In the seclusion of her cabin, Slean rediscovered herself and found the inspiration to resume writing songs and painting. The art she created in the wilderness around Ottawa would be molded in to her new album, Day One, which like her previous album contains both her music and her paintings. To Slean an album is more than just the music on the CD, it’s a complete artistic package.

“I see albums as wonderful pieces of art,” Slean explains. “An album is a great idea in my mind. Ten to twelve songs is just right. And the little booklet is the perfect addition to this little carpet ride you go on when you listen to it. And I don’t know about you, but when I get a record I sit down and I listen to it and I have the little book out. I think it’s a very succinct, ingenious art form. And I want to make every album that I construct to be a singular vision, so I want the art to reflect the music.”

In her eyes, art is a vehicle for change, as sustenance for the human heart in a time when the world’s outlook is grim. Full of themes of rebuilding and revolution, Day One is Slean’s call for change. To spread beauty through the music inside her is Slean’s own personal mission.

“I think that art has been, in the past, successful in making change because it connects the part of humans that is often neglected in time of war or times of greed, and that is the heart,” Slean explains. “I feel more than ever that the world these days is heart starving. I think that the world is kinder when peoples’ hearts are fed. That’s what art is to me, a nudge to the beautiful part inside human beings.

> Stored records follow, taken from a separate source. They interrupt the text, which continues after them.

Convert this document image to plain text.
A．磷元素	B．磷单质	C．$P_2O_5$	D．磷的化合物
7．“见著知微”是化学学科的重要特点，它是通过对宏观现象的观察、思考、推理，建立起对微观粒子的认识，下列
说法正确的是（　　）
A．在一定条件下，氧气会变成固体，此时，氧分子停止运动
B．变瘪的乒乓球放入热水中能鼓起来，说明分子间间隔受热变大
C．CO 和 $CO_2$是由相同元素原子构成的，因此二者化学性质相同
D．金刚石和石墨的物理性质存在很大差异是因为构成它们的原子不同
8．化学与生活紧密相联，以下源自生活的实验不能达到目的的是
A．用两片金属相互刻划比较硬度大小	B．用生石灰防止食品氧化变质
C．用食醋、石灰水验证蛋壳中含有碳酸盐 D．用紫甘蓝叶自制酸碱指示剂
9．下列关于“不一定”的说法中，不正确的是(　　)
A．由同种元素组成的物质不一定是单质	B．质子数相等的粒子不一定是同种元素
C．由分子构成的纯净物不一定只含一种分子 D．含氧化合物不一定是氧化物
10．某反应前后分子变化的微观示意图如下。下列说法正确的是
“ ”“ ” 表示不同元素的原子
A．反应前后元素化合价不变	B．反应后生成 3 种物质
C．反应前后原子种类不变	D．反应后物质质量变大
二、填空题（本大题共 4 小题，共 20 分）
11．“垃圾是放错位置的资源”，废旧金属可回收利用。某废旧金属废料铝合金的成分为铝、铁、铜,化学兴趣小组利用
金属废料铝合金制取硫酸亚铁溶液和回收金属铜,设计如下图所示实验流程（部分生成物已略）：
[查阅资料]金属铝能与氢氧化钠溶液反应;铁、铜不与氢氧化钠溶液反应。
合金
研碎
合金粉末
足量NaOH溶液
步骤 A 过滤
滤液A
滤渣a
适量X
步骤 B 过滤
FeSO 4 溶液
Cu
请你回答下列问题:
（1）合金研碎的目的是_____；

“This is my mission, to spread beauty,” Slean says. “If only everyone made it their mission, for an hour a day, to spread some beauty, to plant a goddamn flower, or do something kind. I think that if you’re full of wonder and reverence for the world and what goes on, and the miracles everywhere then you can’t be an asshole.”

Slean’s mission to spread her art extends past her albums and onto the stage, where she’s known for open and highly energized stage performances. Her goal when in front of a crowd is to achieve nothing less than their undying worship, and she’s willing to give everything to get it.

“I hope that people feel blinding love, that’s what I want them to feel,” Slean says. “It’s so much nakedness that it’s almost too much to bear. I have to drink a glass of wine before I play, because I’m afraid of what I’m going to do. It’s hard to do, but I’m completely prying open my ribcage for all to see.”